Morriss admitted he was concerned after UK's turnover and Vandy's quick score.
"I had a few choice words; you can bleep those right quick," Morriss said. "We put the ball on the ground, they came right back and scored, and you hope it doesn't go through the kids' minds, 'Here we go again.'
"But they pushed themselves through it today, and I think they can take confidence from that."
The Commodores then struck again with a five-play drive that took just 80 seconds, resulting in a 1-yard keeper by Zolman that made it 37-27 with 9:34 in the third.

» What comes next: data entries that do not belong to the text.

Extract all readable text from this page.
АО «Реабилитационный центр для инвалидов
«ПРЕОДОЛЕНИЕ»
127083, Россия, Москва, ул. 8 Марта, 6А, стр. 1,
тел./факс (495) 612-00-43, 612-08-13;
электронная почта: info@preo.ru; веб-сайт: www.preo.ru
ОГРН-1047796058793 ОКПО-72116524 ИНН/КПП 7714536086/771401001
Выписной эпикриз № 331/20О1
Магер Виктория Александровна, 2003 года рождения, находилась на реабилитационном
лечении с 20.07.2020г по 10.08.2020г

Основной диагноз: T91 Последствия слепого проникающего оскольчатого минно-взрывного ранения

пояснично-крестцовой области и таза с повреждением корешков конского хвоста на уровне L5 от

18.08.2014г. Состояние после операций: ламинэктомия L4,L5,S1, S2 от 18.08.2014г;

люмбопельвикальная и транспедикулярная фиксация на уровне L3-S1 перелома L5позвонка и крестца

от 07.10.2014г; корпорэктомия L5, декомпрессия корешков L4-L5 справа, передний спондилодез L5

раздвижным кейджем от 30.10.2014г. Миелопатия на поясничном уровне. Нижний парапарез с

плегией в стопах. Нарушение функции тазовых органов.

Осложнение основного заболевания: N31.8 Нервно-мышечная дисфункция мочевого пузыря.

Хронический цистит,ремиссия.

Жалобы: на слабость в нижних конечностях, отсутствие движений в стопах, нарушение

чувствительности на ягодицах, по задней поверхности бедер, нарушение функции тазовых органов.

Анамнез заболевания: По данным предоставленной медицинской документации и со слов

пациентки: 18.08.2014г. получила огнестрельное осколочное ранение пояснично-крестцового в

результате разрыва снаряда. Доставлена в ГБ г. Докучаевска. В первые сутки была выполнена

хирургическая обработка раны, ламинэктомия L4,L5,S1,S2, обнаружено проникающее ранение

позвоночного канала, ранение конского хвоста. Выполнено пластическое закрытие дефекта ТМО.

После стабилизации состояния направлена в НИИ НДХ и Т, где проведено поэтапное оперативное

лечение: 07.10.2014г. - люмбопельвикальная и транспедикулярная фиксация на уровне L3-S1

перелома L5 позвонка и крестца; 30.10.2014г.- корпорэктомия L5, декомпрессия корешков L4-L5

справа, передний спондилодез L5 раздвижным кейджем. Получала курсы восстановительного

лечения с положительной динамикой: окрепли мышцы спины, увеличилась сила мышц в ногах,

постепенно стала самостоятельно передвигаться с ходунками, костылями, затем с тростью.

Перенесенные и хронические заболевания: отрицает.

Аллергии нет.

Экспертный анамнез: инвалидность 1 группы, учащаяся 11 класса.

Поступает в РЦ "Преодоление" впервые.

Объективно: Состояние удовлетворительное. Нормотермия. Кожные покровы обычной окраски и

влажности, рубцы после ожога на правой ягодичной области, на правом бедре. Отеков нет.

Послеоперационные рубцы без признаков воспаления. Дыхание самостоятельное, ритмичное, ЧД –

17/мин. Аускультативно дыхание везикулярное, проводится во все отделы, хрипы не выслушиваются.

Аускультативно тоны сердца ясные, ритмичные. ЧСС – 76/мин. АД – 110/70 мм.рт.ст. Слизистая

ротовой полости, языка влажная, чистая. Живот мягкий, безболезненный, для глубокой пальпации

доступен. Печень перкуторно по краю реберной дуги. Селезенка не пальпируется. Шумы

Lorenzen just went right back to work. He hit Smith for a 25-yard gain to the Vandy 34, and then rumbled 10 yards to the Commodore 5-yard line. Two plays later he found a wide-open Abney in the left flat to give Kentucky a 43-27 advantage. The Cats would tack on two fourth-quarter touchdowns.
It was the kind of offensive explosion Morriss had been searching for all season.
"I wouldn't say we've arrived yet, but we're making progress," Morriss said. "I don't think the kids ever doubted the offense, anyway, and we felt like it was a matter of time before we could bust one open like we did."
And while there were plenty of smiles around the Wildcat camp afterward, Morriss said the locker room scene wasn't too wild.
"It was kind of subdued, really," Morriss said. "We felt good about the win, but I think it was a feeling maybe they expected to experience after this ball game. I thought it was our best week of practice, and I think the kids realized that and were very confident coming down here."